Revisiting a Seminal Moment in Aviation History

Nearly 700 representatives from 54 nations gather on Nov. 1, 1944, at the Stevens Hotel in Chicago, Ill., to attend the International Civil Aviation Conference.

The location of this year’s annual Air Safety Forum couldn’t have been more fitting, given the Association’s strong connection to Chicago, Ill., and the role the city played in the union’s founding and early history. This year’s forum attendees met at the Hilton Chicago, formerly the Stevens Hotel, where—eight decades prior—a different group of aviation stakeholders met to sign an agreement that outlined a framework for international air commerce.

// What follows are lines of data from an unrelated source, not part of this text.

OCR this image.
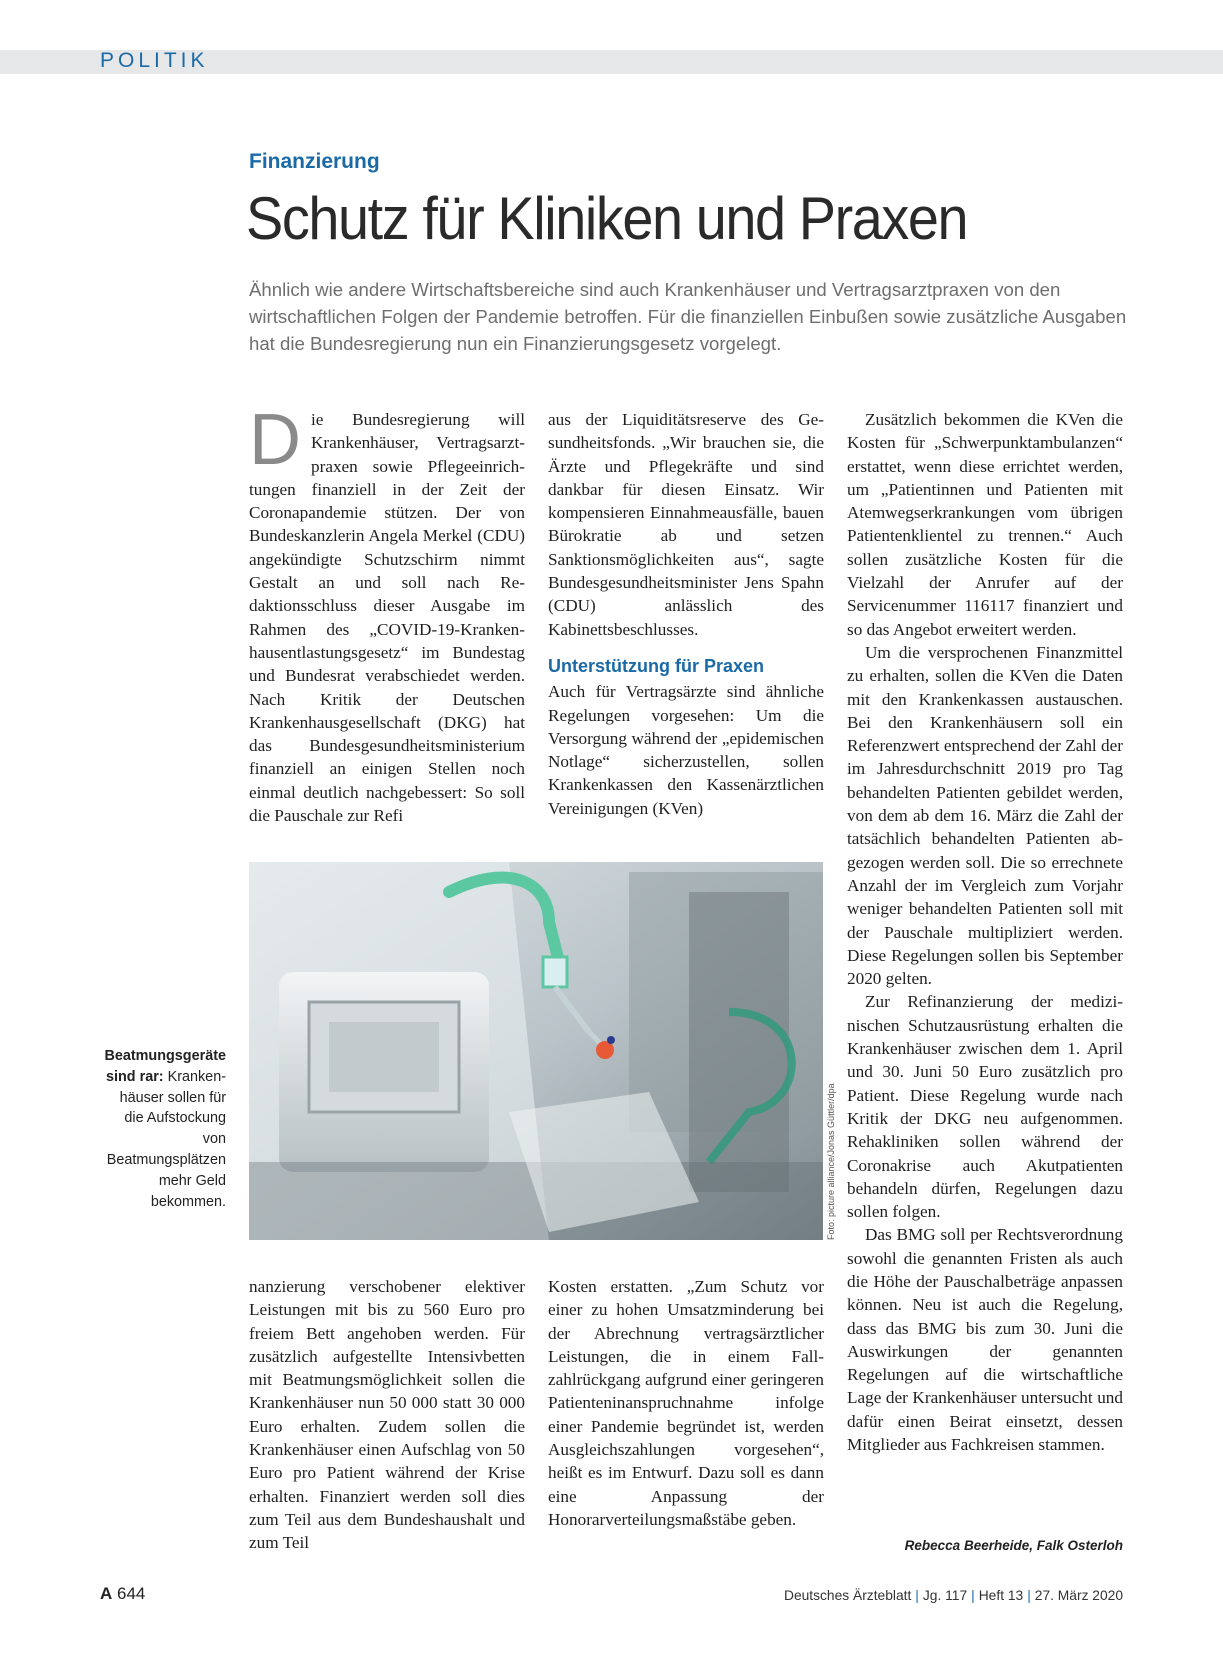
POLITIK
Finanzierung
Schutz für Kliniken und Praxen
Ähnlich wie andere Wirtschaftsbereiche sind auch Krankenhäuser und Vertragsarztpraxen von den wirtschaftlichen Folgen der Pandemie betroffen. Für die finanziellen Einbußen sowie zusätzliche Ausgaben hat die Bundesregierung nun ein Finanzierungsgesetz vorgelegt.

Die Bundesregierung will Krankenhäuser, Vertragsarztpraxen sowie Pflegeeinrichtungen finanziell in der Zeit der Coronapandemie stützen. Der von Bundeskanzlerin Angela Merkel (CDU) angekündigte Schutzschirm nimmt Gestalt an und soll nach Redaktionsschluss dieser Ausgabe im Rahmen des „COVID-19-Krankenhausentlastungsgesetz“ im Bundestag und Bundesrat verabschiedet werden. Nach Kritik der Deutschen Krankenhausgesellschaft (DKG) hat das Bundesgesundheitsministerium finanziell an einigen Stellen noch einmal deutlich nachgebessert: So soll die Pauschale zur Refi

aus der Liquiditätsreserve des Gesundheitsfonds. „Wir brauchen sie, die Ärzte und Pflegekräfte und sind dankbar für diesen Einsatz. Wir kompensieren Einnahmeausfälle, bauen Bürokratie ab und setzen Sanktionsmöglichkeiten aus“, sagte Bundesgesundheitsminister Jens Spahn (CDU) anlässlich des Kabinettsbeschlusses.

Unterstützung für Praxen

Auch für Vertragsärzte sind ähnliche Regelungen vorgesehen: Um die Versorgung während der „epidemischen Notlage“ sicherzustellen, sollen Krankenkassen den Kassenärztlichen Vereinigungen (KVen)

Zusätzlich bekommen die KVen die Kosten für „Schwerpunktambulanzen“ erstattet, wenn diese errichtet werden, um „Patientinnen und Patienten mit Atemwegserkrankungen vom übrigen Patientenklientel zu trennen.“ Auch sollen zusätzliche Kosten für die Vielzahl der Anrufer auf der Servicenummer 116117 finanziert und so das Angebot erweitert werden.

Um die versprochenen Finanzmittel zu erhalten, sollen die KVen die Daten mit den Krankenkassen austauschen. Bei den Krankenhäusern soll ein Referenzwert entsprechend der Zahl der im Jahresdurchschnitt 2019 pro Tag behandelten Patienten gebildet werden, von dem ab dem 16. März die Zahl der tatsächlich behandelten Patienten abgezogen werden soll. Die so errechnete Anzahl der im Vergleich zum Vorjahr weniger behandelten Patienten soll mit der Pauschale multipliziert werden. Diese Regelungen sollen bis September 2020 gelten.

Zur Refinanzierung der medizinischen Schutzausrüstung erhalten die Krankenhäuser zwischen dem 1. April und 30. Juni 50 Euro zusätzlich pro Patient. Diese Regelung wurde nach Kritik der DKG neu aufgenommen. Rehakliniken sollen während der Coronakrise auch Akutpatienten behandeln dürfen, Regelungen dazu sollen folgen.

Das BMG soll per Rechtsverordnung sowohl die genannten Fristen als auch die Höhe der Pauschalbeträge anpassen können. Neu ist auch die Regelung, dass das BMG bis zum 30. Juni die Auswirkungen der genannten Regelungen auf die wirtschaftliche Lage der Krankenhäuser untersucht und dafür einen Beirat einsetzt, dessen Mitglieder aus Fachkreisen stammen.

Foto: picture alliance/Jonas Güttler/dpa
Beatmungsgeräte sind rar: Krankenhäuser sollen für die Aufstockung von Beatmungsplätzen mehr Geld bekommen.

nanzierung verschobener elektiver Leistungen mit bis zu 560 Euro pro freiem Bett angehoben werden. Für zusätzlich aufgestellte Intensivbetten mit Beatmungsmöglichkeit sollen die Krankenhäuser nun 50 000 statt 30 000 Euro erhalten. Zudem sollen die Krankenhäuser einen Aufschlag von 50 Euro pro Patient während der Krise erhalten. Finanziert werden soll dies zum Teil aus dem Bundeshaushalt und zum Teil

Kosten erstatten. „Zum Schutz vor einer zu hohen Umsatzminderung bei der Abrechnung vertragsärztlicher Leistungen, die in einem Fallzahlrückgang aufgrund einer geringeren Patienteninanspruchnahme infolge einer Pandemie begründet ist, werden Ausgleichszahlungen vorgesehen“, heißt es im Entwurf. Dazu soll es dann eine Anpassung der Honorarverteilungsmaßstäbe geben.

Rebecca Beerheide, Falk Osterloh
A 644	Deutsches Ärzteblatt | Jg. 117 | Heft 13 | 27. März 2020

On Nov. 1, 1944, approximately 700 representatives from 54 nations assembled at the then Stevens Hotel to attend the International Civil Aviation Conference. Over a five-week period, attendees hammered out an agreement and on Dec. 7, 1944, signed the Convention on International Civil Aviation, more commonly known as the “Chicago Convention.”

A plaque located outside the Grand Ballroom of the Hilton Chicago commemorates the 70th anniversary of the signing of the Convention on International Civil Aviation.

This landmark agreement would in fact set the stage for the development of modern air commerce, outlining the “Five Freedoms of the Air,” which permit nations to enter and land in another nation’s airspace and establishing what would eventually become the International Civil Aviation Organization as an agency of the United Nations. Nearly 79 years later, as contemporary air safety advocates recently gathered in that very same ballroom to discuss the future of air travel, it’s only natural to contemplate how far aviation has progressed in that time and what challenges still lie ahead.

Capt. Jason Ambrosi, ALPA’s president, addresses those gathered for this year’s Air Safety Forum, which was held at the Chicago Hilton, formerly the Stevens Hotel.